Ну что можно на это сказать? Вагнер действительно был непростым человеком, действительно, вроде бы, не лучших душевных качеств. Женился неожиданно для всех, видимо, и для себя, – вдруг сделал предложение актрисе местного театра, быстро добился согласия. Только потом понял, что не пара она – к тому времени успевшая действительно его полюбить, пару раз вытащить из долговой тюрьмы, пару раз покинуть вместе с ним родные края... Получилось некрасиво. И вот перед тобой, читатель, вопрос из разряда вечных – можешь ли ты позволить себе любить что-то, созданное человеком, который тебе очень не нравится? Большинство отвечает "Нет!", и это нормально, потому что сознание стремится к целостности и на волне эмоций часто отвергает всё, связанное с неприятной личностью. А Вагнера-человека вряд ли можно найти приятным. Известно, например, что он был ярым антисемитом, статьи писал на эту тему (причём в статьях своих придерживался совершенно фантастической аргументации, вроде чего-то вот такого: "Представьте себе еврея-актёра в роли героя-любовника. Представили? Ведь правда дико? Ну вот, я же говорил!.."). А раз нам сам Вагнер не нравится, то вот и музыка его тоже не нравится. Удивительно, как далеко может зайти такое отрицание – произведения Вагнера до сих пор почти запрещено исполнять в Израиле. Люди не могут спокойно их слышать, они сразу вспоминают о взглядах Вагнера, о его статьях. О том, что именно он первым использовал выражения "еврейский вопрос" и "окончательное решение". Они вспоминают о том, во что вылились эти статьи потом, через 50 лет после его смерти.

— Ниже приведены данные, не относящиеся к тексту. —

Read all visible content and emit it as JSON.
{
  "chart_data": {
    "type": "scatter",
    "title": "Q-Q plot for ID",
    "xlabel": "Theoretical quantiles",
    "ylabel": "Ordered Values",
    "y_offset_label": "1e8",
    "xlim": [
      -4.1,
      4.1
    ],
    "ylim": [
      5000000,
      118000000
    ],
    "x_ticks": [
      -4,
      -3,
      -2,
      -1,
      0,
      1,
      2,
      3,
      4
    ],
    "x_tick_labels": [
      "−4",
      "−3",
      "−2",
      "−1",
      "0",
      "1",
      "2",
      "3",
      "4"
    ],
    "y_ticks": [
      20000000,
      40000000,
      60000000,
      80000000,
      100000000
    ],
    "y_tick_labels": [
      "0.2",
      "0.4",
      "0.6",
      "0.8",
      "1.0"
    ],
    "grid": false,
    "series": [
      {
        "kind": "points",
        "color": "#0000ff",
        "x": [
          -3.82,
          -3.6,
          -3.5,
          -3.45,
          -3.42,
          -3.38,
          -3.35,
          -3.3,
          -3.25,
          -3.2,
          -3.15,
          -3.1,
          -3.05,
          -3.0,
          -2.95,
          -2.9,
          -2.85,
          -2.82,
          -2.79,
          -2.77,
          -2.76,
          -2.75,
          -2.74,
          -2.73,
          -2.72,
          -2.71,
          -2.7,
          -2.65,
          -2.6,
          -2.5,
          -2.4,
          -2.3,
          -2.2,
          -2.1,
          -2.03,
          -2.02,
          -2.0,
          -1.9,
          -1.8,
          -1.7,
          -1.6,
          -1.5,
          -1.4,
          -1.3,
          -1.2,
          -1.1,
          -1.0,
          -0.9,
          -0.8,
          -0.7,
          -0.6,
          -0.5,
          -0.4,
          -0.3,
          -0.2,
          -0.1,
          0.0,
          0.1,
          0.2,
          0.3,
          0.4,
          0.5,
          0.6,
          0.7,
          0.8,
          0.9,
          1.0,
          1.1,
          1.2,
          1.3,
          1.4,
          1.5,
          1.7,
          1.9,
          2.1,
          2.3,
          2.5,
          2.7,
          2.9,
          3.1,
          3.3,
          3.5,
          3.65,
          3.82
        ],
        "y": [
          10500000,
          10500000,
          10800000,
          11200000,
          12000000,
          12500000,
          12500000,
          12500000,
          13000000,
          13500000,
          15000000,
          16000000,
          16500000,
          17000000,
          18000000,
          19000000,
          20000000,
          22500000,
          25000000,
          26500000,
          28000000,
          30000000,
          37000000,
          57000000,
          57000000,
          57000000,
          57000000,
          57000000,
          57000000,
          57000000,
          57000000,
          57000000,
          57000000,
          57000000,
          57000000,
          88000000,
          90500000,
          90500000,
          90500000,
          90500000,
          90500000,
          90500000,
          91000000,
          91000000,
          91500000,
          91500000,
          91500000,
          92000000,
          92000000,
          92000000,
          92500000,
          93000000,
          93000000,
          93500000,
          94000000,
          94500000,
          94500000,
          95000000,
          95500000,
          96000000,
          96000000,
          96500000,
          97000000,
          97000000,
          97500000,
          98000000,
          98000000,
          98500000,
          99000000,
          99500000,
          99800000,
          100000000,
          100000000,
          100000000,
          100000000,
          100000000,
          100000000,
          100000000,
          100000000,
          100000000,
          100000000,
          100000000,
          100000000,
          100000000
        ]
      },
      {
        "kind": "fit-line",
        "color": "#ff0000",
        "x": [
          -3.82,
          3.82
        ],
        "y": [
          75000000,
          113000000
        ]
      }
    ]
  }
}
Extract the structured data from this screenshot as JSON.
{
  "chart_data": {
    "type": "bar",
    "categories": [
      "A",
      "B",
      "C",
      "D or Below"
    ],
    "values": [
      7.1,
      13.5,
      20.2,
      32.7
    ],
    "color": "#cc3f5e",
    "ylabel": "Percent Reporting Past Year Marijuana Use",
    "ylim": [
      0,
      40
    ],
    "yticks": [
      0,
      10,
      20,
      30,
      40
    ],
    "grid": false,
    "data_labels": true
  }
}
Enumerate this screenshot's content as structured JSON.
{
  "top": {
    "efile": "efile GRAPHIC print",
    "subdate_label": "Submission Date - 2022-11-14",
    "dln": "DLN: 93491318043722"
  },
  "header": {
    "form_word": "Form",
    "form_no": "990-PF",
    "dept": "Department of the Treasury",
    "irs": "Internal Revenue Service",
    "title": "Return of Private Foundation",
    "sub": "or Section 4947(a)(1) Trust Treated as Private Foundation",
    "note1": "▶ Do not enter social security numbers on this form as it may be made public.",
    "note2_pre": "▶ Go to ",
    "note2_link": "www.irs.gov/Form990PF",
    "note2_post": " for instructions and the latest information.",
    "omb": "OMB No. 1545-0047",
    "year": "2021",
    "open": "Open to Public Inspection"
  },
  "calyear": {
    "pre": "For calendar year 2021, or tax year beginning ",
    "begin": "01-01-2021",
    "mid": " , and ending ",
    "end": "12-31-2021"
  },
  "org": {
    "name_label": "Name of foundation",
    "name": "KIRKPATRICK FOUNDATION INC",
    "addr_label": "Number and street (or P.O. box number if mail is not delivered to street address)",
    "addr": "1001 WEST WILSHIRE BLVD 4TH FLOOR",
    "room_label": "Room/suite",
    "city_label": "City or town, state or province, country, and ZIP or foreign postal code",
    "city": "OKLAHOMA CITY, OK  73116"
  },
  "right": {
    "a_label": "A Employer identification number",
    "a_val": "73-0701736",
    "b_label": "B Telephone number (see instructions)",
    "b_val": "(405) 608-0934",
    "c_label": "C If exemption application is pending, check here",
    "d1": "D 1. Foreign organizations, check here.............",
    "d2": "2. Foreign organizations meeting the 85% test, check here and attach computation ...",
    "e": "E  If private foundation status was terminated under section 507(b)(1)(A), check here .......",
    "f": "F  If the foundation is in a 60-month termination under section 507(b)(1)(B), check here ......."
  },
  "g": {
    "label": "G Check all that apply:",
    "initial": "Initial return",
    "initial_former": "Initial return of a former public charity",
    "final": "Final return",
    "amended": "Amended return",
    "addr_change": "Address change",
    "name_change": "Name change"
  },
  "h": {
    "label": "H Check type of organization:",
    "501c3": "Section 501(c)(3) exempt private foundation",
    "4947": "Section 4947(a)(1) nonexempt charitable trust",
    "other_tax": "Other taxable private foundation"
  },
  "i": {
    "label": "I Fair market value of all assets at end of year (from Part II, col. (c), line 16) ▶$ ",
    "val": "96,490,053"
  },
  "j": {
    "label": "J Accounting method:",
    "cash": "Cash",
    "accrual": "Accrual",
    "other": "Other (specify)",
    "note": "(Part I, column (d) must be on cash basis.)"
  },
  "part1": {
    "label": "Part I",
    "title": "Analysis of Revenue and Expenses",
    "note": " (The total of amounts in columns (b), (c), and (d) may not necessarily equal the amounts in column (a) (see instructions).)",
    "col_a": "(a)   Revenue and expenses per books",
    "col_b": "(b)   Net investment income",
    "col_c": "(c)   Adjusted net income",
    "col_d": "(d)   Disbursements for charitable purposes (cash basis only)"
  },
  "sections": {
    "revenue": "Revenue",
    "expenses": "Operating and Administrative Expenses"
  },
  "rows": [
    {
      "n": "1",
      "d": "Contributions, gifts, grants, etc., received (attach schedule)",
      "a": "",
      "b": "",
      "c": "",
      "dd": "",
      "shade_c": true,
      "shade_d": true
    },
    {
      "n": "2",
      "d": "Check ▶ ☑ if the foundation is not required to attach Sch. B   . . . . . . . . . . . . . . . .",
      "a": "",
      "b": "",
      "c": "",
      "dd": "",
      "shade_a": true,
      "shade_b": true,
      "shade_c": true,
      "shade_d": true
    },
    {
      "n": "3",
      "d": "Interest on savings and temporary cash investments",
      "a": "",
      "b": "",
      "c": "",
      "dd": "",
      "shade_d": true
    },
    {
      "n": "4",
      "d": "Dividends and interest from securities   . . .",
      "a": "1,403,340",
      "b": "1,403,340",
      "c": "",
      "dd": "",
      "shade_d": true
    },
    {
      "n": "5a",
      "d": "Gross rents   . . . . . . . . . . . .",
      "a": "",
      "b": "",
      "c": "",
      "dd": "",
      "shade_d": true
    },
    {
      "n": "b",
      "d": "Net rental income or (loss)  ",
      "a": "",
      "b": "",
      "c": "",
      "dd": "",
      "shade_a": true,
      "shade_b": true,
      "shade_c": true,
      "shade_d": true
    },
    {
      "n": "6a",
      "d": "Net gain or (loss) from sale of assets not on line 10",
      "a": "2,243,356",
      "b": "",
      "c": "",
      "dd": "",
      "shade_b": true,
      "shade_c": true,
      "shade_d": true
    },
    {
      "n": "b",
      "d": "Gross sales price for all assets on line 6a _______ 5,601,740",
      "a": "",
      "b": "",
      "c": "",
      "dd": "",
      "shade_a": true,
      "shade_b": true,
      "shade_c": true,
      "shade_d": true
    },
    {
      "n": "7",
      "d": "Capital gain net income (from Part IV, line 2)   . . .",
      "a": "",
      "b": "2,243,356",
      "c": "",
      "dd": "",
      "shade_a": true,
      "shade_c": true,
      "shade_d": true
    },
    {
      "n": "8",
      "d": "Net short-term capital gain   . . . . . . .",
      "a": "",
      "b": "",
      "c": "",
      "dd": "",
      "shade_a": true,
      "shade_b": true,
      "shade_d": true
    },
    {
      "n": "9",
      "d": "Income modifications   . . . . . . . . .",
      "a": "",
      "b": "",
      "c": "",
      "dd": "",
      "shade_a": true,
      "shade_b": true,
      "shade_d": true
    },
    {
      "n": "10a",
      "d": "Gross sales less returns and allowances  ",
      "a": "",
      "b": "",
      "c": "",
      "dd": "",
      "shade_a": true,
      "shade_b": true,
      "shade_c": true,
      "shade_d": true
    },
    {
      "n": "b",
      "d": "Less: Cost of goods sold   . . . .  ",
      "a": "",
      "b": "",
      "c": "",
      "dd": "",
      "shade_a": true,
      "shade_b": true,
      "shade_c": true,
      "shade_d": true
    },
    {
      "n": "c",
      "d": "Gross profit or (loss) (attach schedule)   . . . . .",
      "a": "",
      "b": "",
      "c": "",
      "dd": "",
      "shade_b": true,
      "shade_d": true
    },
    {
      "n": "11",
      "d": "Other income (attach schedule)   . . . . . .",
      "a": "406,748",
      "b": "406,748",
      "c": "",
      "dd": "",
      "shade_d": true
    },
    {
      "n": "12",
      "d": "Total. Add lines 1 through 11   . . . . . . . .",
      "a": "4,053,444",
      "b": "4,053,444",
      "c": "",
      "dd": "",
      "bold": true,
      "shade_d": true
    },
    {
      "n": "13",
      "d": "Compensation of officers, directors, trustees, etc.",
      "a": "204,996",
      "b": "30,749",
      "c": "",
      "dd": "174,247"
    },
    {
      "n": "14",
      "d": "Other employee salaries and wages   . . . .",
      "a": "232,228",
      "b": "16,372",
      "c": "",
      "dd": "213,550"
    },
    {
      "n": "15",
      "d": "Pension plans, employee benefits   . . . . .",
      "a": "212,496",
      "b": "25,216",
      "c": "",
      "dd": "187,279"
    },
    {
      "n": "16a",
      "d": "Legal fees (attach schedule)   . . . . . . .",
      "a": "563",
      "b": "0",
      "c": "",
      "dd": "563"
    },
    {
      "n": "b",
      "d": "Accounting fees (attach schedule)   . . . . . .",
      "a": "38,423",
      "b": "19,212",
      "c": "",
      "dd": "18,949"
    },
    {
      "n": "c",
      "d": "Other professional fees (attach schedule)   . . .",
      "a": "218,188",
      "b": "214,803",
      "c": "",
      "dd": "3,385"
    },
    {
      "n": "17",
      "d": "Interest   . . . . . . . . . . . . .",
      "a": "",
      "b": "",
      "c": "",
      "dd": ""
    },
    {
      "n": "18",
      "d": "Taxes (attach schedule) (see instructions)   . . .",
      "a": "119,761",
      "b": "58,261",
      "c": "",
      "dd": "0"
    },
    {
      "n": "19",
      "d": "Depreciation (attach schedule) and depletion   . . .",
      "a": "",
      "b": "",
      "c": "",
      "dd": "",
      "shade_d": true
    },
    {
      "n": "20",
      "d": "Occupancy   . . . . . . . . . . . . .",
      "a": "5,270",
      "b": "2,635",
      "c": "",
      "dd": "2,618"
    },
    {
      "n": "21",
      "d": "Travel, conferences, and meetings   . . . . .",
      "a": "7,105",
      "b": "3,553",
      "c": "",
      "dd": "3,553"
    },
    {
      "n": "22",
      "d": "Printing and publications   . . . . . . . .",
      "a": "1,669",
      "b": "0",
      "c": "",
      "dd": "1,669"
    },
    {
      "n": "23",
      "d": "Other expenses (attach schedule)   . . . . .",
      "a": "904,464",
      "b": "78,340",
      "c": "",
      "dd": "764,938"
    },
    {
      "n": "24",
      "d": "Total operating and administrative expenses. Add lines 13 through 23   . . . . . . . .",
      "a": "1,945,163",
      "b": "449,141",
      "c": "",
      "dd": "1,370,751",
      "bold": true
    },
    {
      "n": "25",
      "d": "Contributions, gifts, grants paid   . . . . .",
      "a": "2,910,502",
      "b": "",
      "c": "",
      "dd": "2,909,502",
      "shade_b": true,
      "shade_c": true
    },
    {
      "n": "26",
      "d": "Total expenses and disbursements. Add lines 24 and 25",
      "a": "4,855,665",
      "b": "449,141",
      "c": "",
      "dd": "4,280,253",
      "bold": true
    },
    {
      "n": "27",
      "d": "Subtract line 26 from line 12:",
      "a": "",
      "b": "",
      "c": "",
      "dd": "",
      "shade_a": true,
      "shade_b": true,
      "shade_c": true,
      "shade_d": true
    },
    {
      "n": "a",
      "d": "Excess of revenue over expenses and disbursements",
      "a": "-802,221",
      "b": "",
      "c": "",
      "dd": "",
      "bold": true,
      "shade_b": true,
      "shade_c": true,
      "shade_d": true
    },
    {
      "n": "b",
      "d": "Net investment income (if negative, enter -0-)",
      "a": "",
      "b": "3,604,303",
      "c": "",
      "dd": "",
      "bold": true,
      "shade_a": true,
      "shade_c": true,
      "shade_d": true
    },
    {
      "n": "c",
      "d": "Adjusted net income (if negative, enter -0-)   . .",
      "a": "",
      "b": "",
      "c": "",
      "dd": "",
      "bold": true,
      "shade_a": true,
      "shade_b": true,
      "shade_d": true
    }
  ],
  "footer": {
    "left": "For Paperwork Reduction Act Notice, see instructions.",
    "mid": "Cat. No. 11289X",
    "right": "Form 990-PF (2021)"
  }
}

Но ведь не единственным его занятием было писание статей. Вагнер всю жизнь работал над созданием музыкального, оперного театра нового типа. Во многом нашим нынешним театром мы обязаны именно ему. Это он впервые "изобрёл" оркестровую яму, спрятав от любопытных зрителей всю явно закулисную жизнь оркестра, его натягивание смычков и прочистку труб. Именно Вагнер впервые стал систематически гасить в зале свет во время действия. Сейчас нам это трудно представить, а ведь когда-то сцена была освещена лишь чуть-чуть сильнее, чем партер, в котором во время действия уходили и приходили люди, разговаривали в голос, повернувшись друг у другу и т. д. Вагнеру это, наверное, казалось неправильным. Вагнеру не нравилось, что певцы используют голос только как инструмент, что слова в ариях – только повод написать музыку, а музыка остаётся лишь изящной мелодией. В которую композитор старается втиснуть побольше рулад и пассажей, чтобы певец смог продемонстрировать виртуозность и диапазон своего голоса.

Вагнеру всё хотелось чего-то другого. Его идеей fix было создание нового театра, новой оперы, в которой слова и музыка сливались бы в движении к одной, общей цели. Классическая итальянская опера, с которой Вагнер так боролся, состояла из последовательности отдельных "номеров", арий, между которыми помещались речитативы, почти немузыкальные, с почти молчащим оркестром. Именно это возмущало его, он выдвинул идею "бесконечной мелодии" – неразрывной музыкальной ткани, плавных переходов от одной темы к другой. Оркестр становится равноправным участником действия, всё время рассказывает что-то своё, взаимодействует с актёрами, выходит на первый план, когда они замолкают, вносит единство, не даёт музыке распасться. Оркестр у Вагнера играет примерно ту же роль, что хор в древнегреческой трагедии, он постоянно присутствует на сцене, комментирует происходящее, разъясняет и дополняет непонятное.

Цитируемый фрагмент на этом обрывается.